The same statesman never would have said: "Liberty is too precious for France to traffic in it," if France had well understood that liberty and a large budget are incompatible.
Let religious morality then, if it can, touch the heart of the Tartuffes, the Cæsars, the conquerors of Algeria, the sinecurists, the monopolists, etc. The mission of political economy is to enlighten their dupes. Of these two processes, which is the more efficient aid to social progress? I believe it is the second. I believe that humanity cannot escape the necessity of first learning a defensive morality. I have read, observed, and made diligent inquiry, and have been unable to find any abuse, practiced to any considerable extent, that has perished by voluntary renunciation on the part of those who profited by it. On the contrary, I have seen many that have yielded to the manly resistance of those who suffered by them.
To describe the consequences of abuses, is the most efficient way of destroying the abuses themselves. And this is true particularly in regard to abuses which, like the protective system, while inflicting real evil upon the masses, are to those who seem to profit by them only an illusion and a deception.
Well, then, does this species of morality realize all the social perfection which the sympathetic nature of the human heart and its noblest faculties cause us to hope for? This I by no means pretend. Admit the general diffusion of this defensive morality—which, after all, is only a knowledge that the best understood interests are in accord with general utility and justice. A society, although very well regulated, might not be very attractive, where there were no knaves, only because there were no fools; where vice, always latent, and, so to speak, overcome by famine, would only stand in need of available plunder in order to be restored to vigor; where the prudence of the individual would be guarded by the vigilance of the mass, and, finally, where reforms, regulating external acts, would not have penetrated to the consciences of men. Such a state of society we sometimes see typified in one of those exact, rigorous and just men who is ever ready to resent the slightest infringement of his rights, and shrewd in avoiding impositions. You esteem him—possibly you admire him. You may make him your deputy, but you would not necessarily choose him for a friend.
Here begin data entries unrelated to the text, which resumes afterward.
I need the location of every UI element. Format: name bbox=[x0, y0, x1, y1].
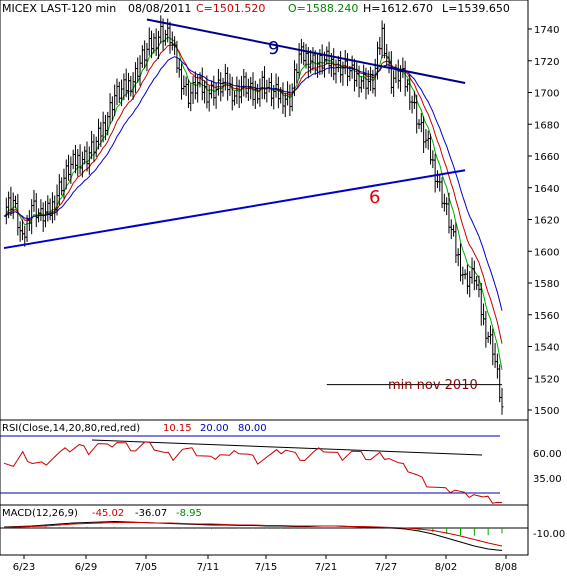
main-panel-frame bbox=[0, 0, 529, 421]
annotation-min-nov: min nov 2010 bbox=[388, 378, 478, 393]
header-open: O=1588.240 bbox=[288, 2, 358, 15]
signal-series-line bbox=[3, 522, 503, 547]
time-tick-label: 6/29 bbox=[75, 562, 97, 573]
price-tick-label: 1560 bbox=[534, 311, 559, 322]
rsi-divergence-line bbox=[91, 439, 483, 456]
price-tick-label: 1720 bbox=[534, 57, 559, 68]
macd-signal: -36.07 bbox=[135, 508, 167, 519]
price-tick-label: 1660 bbox=[534, 152, 559, 163]
time-axis: 6/23 6/29 7/05 7/11 7/15 7/21 7/27 8/02 8/08 bbox=[13, 555, 517, 573]
rsi-label: RSI(Close,14,20,80,red,red) bbox=[2, 423, 140, 434]
time-tick-label: 8/08 bbox=[495, 562, 517, 573]
time-tick-label: 7/05 bbox=[135, 562, 157, 573]
time-tick-label: 7/15 bbox=[255, 562, 277, 573]
rsi-line bbox=[3, 441, 503, 504]
macd-lines bbox=[3, 520, 503, 551]
macd-value: -45.02 bbox=[92, 508, 124, 519]
rsi-value: 10.15 bbox=[163, 423, 192, 434]
time-tick-label: 6/23 bbox=[13, 562, 35, 573]
macd-panel-frame bbox=[0, 504, 529, 556]
header-low: L=1539.650 bbox=[442, 2, 510, 15]
time-tick-label: 7/11 bbox=[197, 562, 219, 573]
rsi-series-line bbox=[3, 441, 503, 504]
header-symbol: MICEX LAST-120 min bbox=[2, 2, 116, 15]
header-high: H=1612.670 bbox=[363, 2, 433, 15]
price-tick-label: 1700 bbox=[534, 89, 559, 100]
rsi-tick-60: 60.00 bbox=[533, 449, 562, 460]
time-tick-label: 8/02 bbox=[435, 562, 457, 573]
price-tick-label: 1640 bbox=[534, 184, 559, 195]
price-tick-label: 1580 bbox=[534, 279, 559, 290]
trendlines bbox=[3, 18, 502, 386]
trendline-nine bbox=[146, 18, 466, 84]
price-tick-label: 1500 bbox=[534, 406, 559, 417]
annotation-nine: 9 bbox=[268, 38, 279, 59]
price-tick-label: 1620 bbox=[534, 216, 559, 227]
rsi-upper: 80.00 bbox=[238, 423, 267, 434]
macd-label: MACD(12,26,9) bbox=[2, 508, 78, 519]
macd-tick: -10.00 bbox=[533, 529, 565, 540]
header-close: C=1501.520 bbox=[196, 2, 265, 15]
price-tick-label: 1520 bbox=[534, 374, 559, 385]
price-tick-label: 1680 bbox=[534, 120, 559, 131]
rsi-panel-frame bbox=[0, 419, 529, 506]
price-axis: 1500 1520 1540 1560 1580 1600 1620 1640 1660 1680… bbox=[528, 25, 559, 417]
macd-hist: -8.95 bbox=[176, 508, 202, 519]
price-tick-label: 1740 bbox=[534, 25, 559, 36]
price-tick-label: 1540 bbox=[534, 343, 559, 354]
time-tick-label: 7/27 bbox=[375, 562, 397, 573]
time-tick-label: 7/21 bbox=[315, 562, 337, 573]
rsi-tick-35: 35.00 bbox=[533, 474, 562, 485]
trendline-six bbox=[3, 169, 466, 250]
rsi-lower: 20.00 bbox=[200, 423, 229, 434]
header-date: 08/08/2011 bbox=[128, 2, 191, 15]
annotation-six: 6 bbox=[369, 187, 380, 208]
price-tick-label: 1600 bbox=[534, 247, 559, 258]
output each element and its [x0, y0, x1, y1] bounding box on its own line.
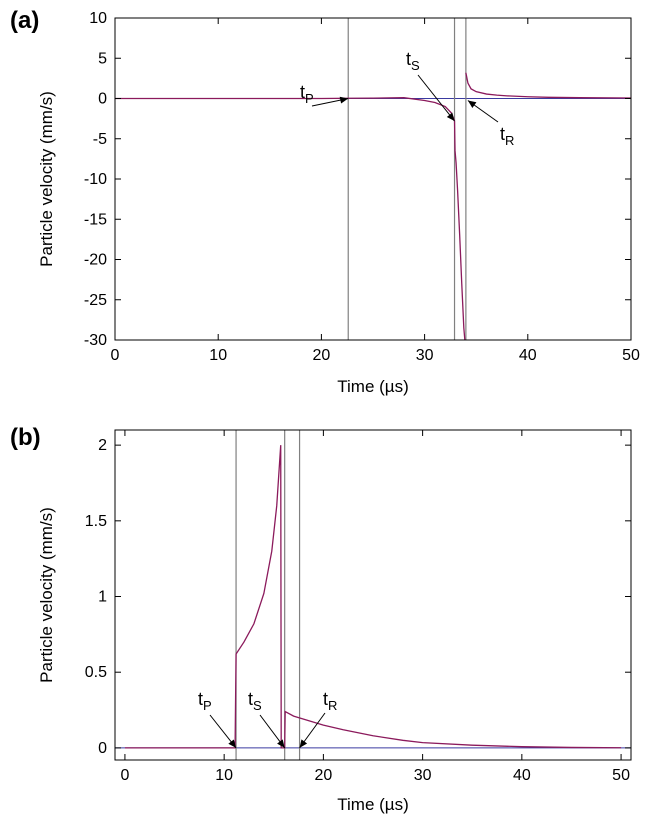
x-tick-label: 20: [314, 767, 332, 784]
annotation-arrowhead: [467, 100, 477, 108]
velocity-curve-0: [115, 97, 466, 340]
x-axis-label: Time (µs): [337, 795, 409, 814]
x-tick-label: 10: [215, 767, 233, 784]
x-tick-label: 40: [519, 347, 537, 364]
panel-label: (a): [10, 7, 39, 34]
y-tick-label: 1.5: [85, 513, 107, 530]
annotation-ts: tS: [406, 49, 420, 73]
annotation-tp: tP: [198, 689, 212, 713]
y-tick-label: -5: [93, 131, 107, 148]
y-axis-label: Particle velocity (mm/s): [37, 91, 56, 267]
annotation-tr: tR: [500, 124, 514, 148]
x-tick-label: 10: [209, 347, 227, 364]
x-tick-label: 50: [612, 767, 630, 784]
chart-panel-b: (b) 0 10 20 30 40 50 2 1.5 1 0.5 0 Time (µs) Particle…: [10, 424, 632, 814]
y-tick-label: 0.5: [85, 664, 107, 681]
velocity-curve-0: [124, 445, 622, 749]
annotation-arrowhead: [446, 112, 455, 122]
y-tick-label: -15: [84, 211, 107, 228]
x-tick-label: 50: [622, 347, 640, 364]
y-tick-label: 1: [98, 589, 107, 606]
x-axis-label: Time (µs): [337, 377, 409, 396]
x-tick-label: 40: [513, 767, 531, 784]
x-tick-label: 0: [111, 347, 120, 364]
y-tick-label: 10: [89, 10, 107, 27]
velocity-curve-1: [465, 72, 631, 99]
panel-label: (b): [10, 424, 41, 451]
x-tick-label: 0: [120, 767, 129, 784]
plot-frame: [114, 429, 632, 761]
y-tick-label: -20: [84, 252, 107, 269]
y-tick-label: -30: [84, 332, 107, 349]
y-tick-label: 0: [98, 740, 107, 757]
y-tick-label: -10: [84, 171, 107, 188]
annotation-arrow: [417, 74, 455, 122]
annotation-ts: tS: [248, 689, 262, 713]
annotation-arrowhead: [277, 739, 285, 748]
y-tick-label: 0: [98, 91, 107, 108]
y-tick-label: -25: [84, 292, 107, 309]
y-tick-label: 5: [98, 50, 107, 67]
x-tick-label: 30: [414, 767, 432, 784]
y-tick-label: 2: [98, 437, 107, 454]
x-tick-label: 20: [313, 347, 331, 364]
annotation-tp: tP: [300, 82, 314, 106]
annotation-arrowhead: [228, 739, 237, 748]
annotation-arrowhead: [339, 96, 349, 104]
annotation-arrowhead: [299, 739, 308, 748]
plot-frame: [114, 17, 632, 341]
annotation-tr: tR: [323, 689, 337, 713]
chart-panel-a: (a)0 10 20 30 40 501050-5-10-15-20-25-30Time …: [10, 7, 640, 396]
y-axis-label: Particle velocity (mm/s): [37, 507, 56, 683]
x-tick-label: 30: [416, 347, 434, 364]
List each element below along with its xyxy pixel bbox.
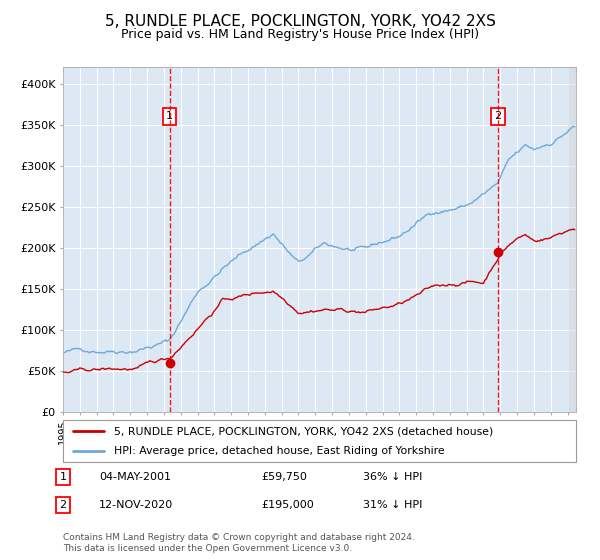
Text: Contains HM Land Registry data © Crown copyright and database right 2024.
This d: Contains HM Land Registry data © Crown c… — [63, 533, 415, 553]
Text: 1: 1 — [166, 111, 173, 122]
Text: £195,000: £195,000 — [261, 500, 314, 510]
FancyBboxPatch shape — [63, 420, 576, 462]
Text: £59,750: £59,750 — [261, 472, 307, 482]
Text: Price paid vs. HM Land Registry's House Price Index (HPI): Price paid vs. HM Land Registry's House … — [121, 28, 479, 41]
Text: HPI: Average price, detached house, East Riding of Yorkshire: HPI: Average price, detached house, East… — [115, 446, 445, 456]
Text: 5, RUNDLE PLACE, POCKLINGTON, YORK, YO42 2XS: 5, RUNDLE PLACE, POCKLINGTON, YORK, YO42… — [104, 14, 496, 29]
Text: 36% ↓ HPI: 36% ↓ HPI — [363, 472, 422, 482]
Text: 2: 2 — [59, 500, 67, 510]
Text: 1: 1 — [59, 472, 67, 482]
Text: 31% ↓ HPI: 31% ↓ HPI — [363, 500, 422, 510]
Text: 2: 2 — [494, 111, 502, 122]
Text: 12-NOV-2020: 12-NOV-2020 — [99, 500, 173, 510]
Text: 5, RUNDLE PLACE, POCKLINGTON, YORK, YO42 2XS (detached house): 5, RUNDLE PLACE, POCKLINGTON, YORK, YO42… — [115, 426, 494, 436]
Bar — [568, 67, 576, 412]
Text: 04-MAY-2001: 04-MAY-2001 — [99, 472, 171, 482]
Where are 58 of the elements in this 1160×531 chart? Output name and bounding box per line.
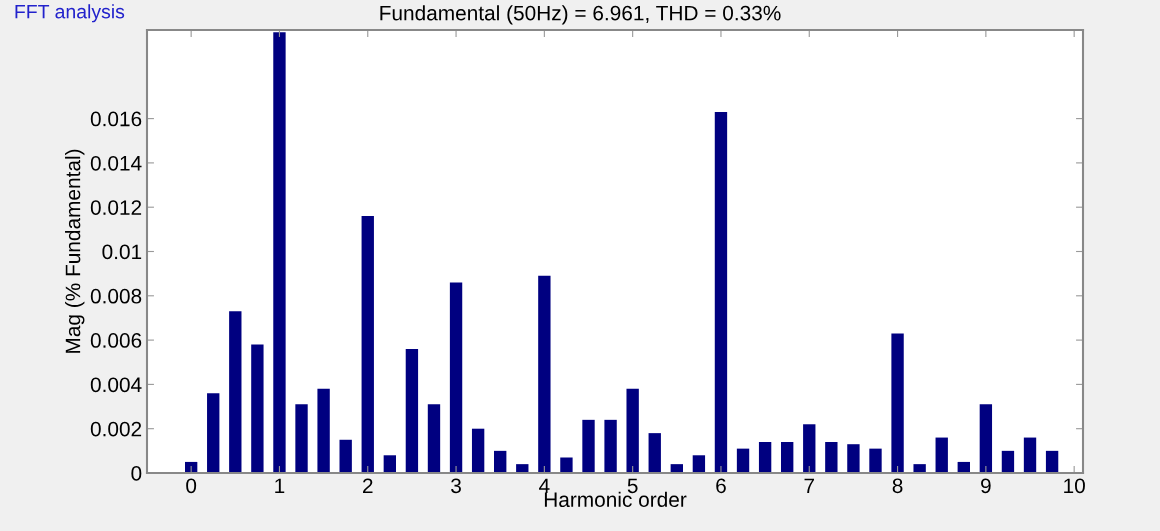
bar (692, 455, 706, 473)
bar (891, 333, 904, 473)
bar (405, 348, 419, 473)
bar (494, 450, 507, 473)
bar (229, 311, 242, 473)
y-tick-label: 0.012 (90, 200, 142, 215)
bar (207, 393, 220, 473)
bar (582, 419, 595, 473)
bar (736, 448, 750, 473)
bar (803, 424, 816, 473)
bar (471, 428, 485, 473)
bar (1001, 450, 1015, 473)
x-tick-label: 2 (363, 478, 373, 493)
bar (317, 388, 330, 473)
bar (604, 419, 617, 473)
y-tick-label: 0.01 (102, 244, 142, 260)
x-tick-label: 6 (716, 478, 726, 494)
x-tick-label: 1 (275, 478, 285, 493)
chart-title: Fundamental (50Hz) = 6.961, THD = 0.33% (380, 5, 781, 25)
x-tick-label: 0 (186, 478, 197, 494)
bar (295, 404, 308, 473)
bar (979, 404, 993, 473)
bar (913, 464, 926, 473)
bar (361, 216, 374, 473)
bar (847, 444, 860, 473)
bar (339, 439, 352, 473)
bar (1045, 450, 1059, 473)
x-tick-label: 10 (1064, 478, 1085, 494)
bar (251, 344, 264, 473)
text: FFT analysis (15, 4, 125, 23)
y-tick-label: 0 (131, 466, 142, 481)
bar (648, 433, 661, 473)
bar (935, 437, 948, 473)
y-tick-label: 0.016 (90, 111, 142, 127)
bar (1023, 437, 1037, 473)
y-axis-title: Mag (% Fundamental) (65, 149, 85, 353)
x-tick-label: 7 (804, 478, 815, 493)
y-tick-label: 0.002 (90, 421, 142, 437)
bar (781, 441, 794, 473)
x-tick-label: 3 (451, 478, 461, 494)
bar (758, 441, 772, 473)
x-tick-label: 8 (892, 478, 903, 494)
bar (383, 455, 397, 473)
bar (825, 441, 838, 473)
bar (427, 404, 441, 473)
bar (560, 457, 573, 473)
y-tick-label: 0.008 (90, 288, 142, 304)
y-tick-label: 0.014 (90, 155, 142, 171)
x-tick-label: 4 (539, 478, 550, 493)
bar (538, 275, 551, 473)
y-tick-label: 0.004 (90, 377, 142, 393)
bar (449, 282, 463, 473)
x-tick-label: 9 (981, 478, 991, 494)
bar (714, 111, 728, 473)
bar (626, 388, 639, 473)
bar (273, 32, 286, 473)
bar (869, 448, 882, 473)
y-tick-label: 0.006 (90, 333, 142, 348)
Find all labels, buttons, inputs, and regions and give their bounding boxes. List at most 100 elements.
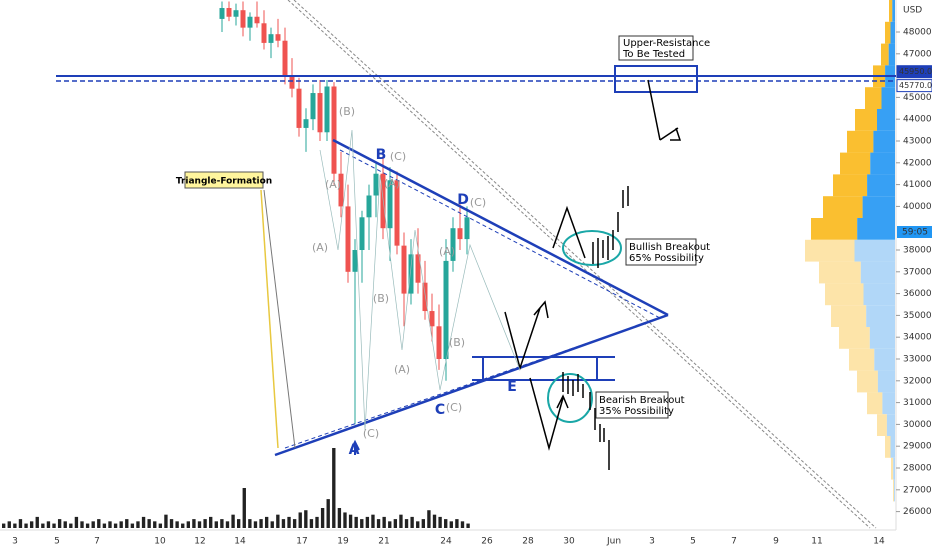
volume-bar <box>382 516 386 528</box>
volume-bar <box>444 519 448 528</box>
y-tick-label: 45000.0 <box>903 93 932 103</box>
x-tick-label: Jun <box>606 537 621 547</box>
volume-bar <box>237 519 241 528</box>
volume-bar <box>130 523 135 528</box>
wave-label: (C) <box>446 401 462 414</box>
y-tick-label: 38000.0 <box>903 246 932 256</box>
volume-bar <box>376 519 381 528</box>
profile-bar <box>863 283 895 306</box>
x-tick-label: 7 <box>94 537 100 547</box>
profile-bar <box>882 392 895 415</box>
x-tick-label: 5 <box>690 537 696 547</box>
price-marker <box>896 65 932 79</box>
candle-body <box>261 23 267 43</box>
volume-bar <box>276 514 280 528</box>
profile-bar <box>849 348 875 371</box>
y-tick-label: 26000.0 <box>903 507 932 517</box>
countdown-box <box>897 226 932 238</box>
volume-bar <box>7 521 11 528</box>
wave-label: (C) <box>363 427 379 440</box>
profile-bar <box>889 0 893 22</box>
axes: 48000.0 47000.0 45000.0 44000.0 43000.0 42000… <box>12 28 932 547</box>
y-tick-label: 33000.0 <box>903 355 932 365</box>
profile-bar <box>862 196 895 218</box>
volume-bar <box>298 512 302 528</box>
candle-body <box>296 88 302 128</box>
x-tick-label: 14 <box>234 537 246 547</box>
profile-bar <box>866 305 895 327</box>
currency-label: USD <box>903 6 922 16</box>
volume-bar <box>209 516 213 528</box>
profile-bar <box>833 174 868 197</box>
volume-bar <box>119 521 123 528</box>
price-marker-label: 45950.0 <box>899 67 932 76</box>
volume-bar <box>52 523 56 528</box>
candle-body <box>450 228 456 261</box>
y-tick-label: 42000.0 <box>903 158 932 168</box>
bearish-label: Bearish Breakout <box>599 395 685 406</box>
profile-bar <box>888 43 895 66</box>
volume-bar <box>393 519 398 528</box>
bullish-label: 65% Possibility <box>629 253 704 264</box>
profile-bar <box>892 0 895 22</box>
candle-body <box>331 86 337 174</box>
candle-body <box>219 8 225 19</box>
volume-bar <box>248 519 252 528</box>
candle-body <box>401 245 407 294</box>
volume-bar <box>354 516 358 528</box>
volume-bar <box>214 521 218 528</box>
x-tick-label: 24 <box>440 537 452 547</box>
wave-label: (B) <box>339 105 355 118</box>
volume-bar <box>24 523 28 528</box>
wave-label: E <box>507 379 517 395</box>
wave-label: (B) <box>449 336 465 349</box>
x-tick-label: 3 <box>12 537 18 547</box>
wave-label: D <box>457 192 469 208</box>
candle-body <box>324 86 330 133</box>
candle-body <box>345 206 351 272</box>
y-tick-label: 31000.0 <box>903 398 932 408</box>
candle-body <box>317 93 323 133</box>
candle-body <box>247 16 253 28</box>
volume-bar <box>421 519 425 528</box>
resistance-box <box>618 35 694 61</box>
profile-bar <box>819 261 861 284</box>
profile-bar <box>890 21 895 44</box>
profile-bar <box>811 217 858 240</box>
bearish-box <box>595 391 669 419</box>
volume-bar <box>57 519 62 528</box>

Let, then, the two moral systems, instead of criminating each other, act in concert, and attack vice at its opposite poles. While the economists perform their task in uprooting prejudice, stimulating just and necessary opposition, studying and exposing the real nature of actions and things, let the religious moralist, on his part, perform his more attractive, but more difficult, labor; let him attack the very body of iniquity, follow it to its most vital parts, paint the charms of beneficence, self-denial and devotion, open the fountains of virtue where we can only choke the sources of vice—this is his duty. It is noble and beautiful. But why does he dispute the utility of that which belongs to us?
In a society which, though not superlatively virtuous, should nevertheless be regulated by the influences of economical morality (which is the knowledge of the economy of society), would there not be a field for the progress of religious morality?
Habit, it has been said, is a second nature. A country where the individual had become unaccustomed to injustice, simply by the force of an enlightened public opinion, might, indeed, be pitiable; but it seems to me it would be well prepared to receive an education more elevated and more pure. To be disaccustomed to evil is a great step towards becoming good. Men cannot remain stationary. Turned aside from the paths of vice which would lead only to infamy, they appreciate better the attractions of virtue. Possibly it may be necessary for society to pass through this prosaic state, where men practice virtue by calculation, to be thence elevated to that more poetic region where they will no longer have need of such an exercise.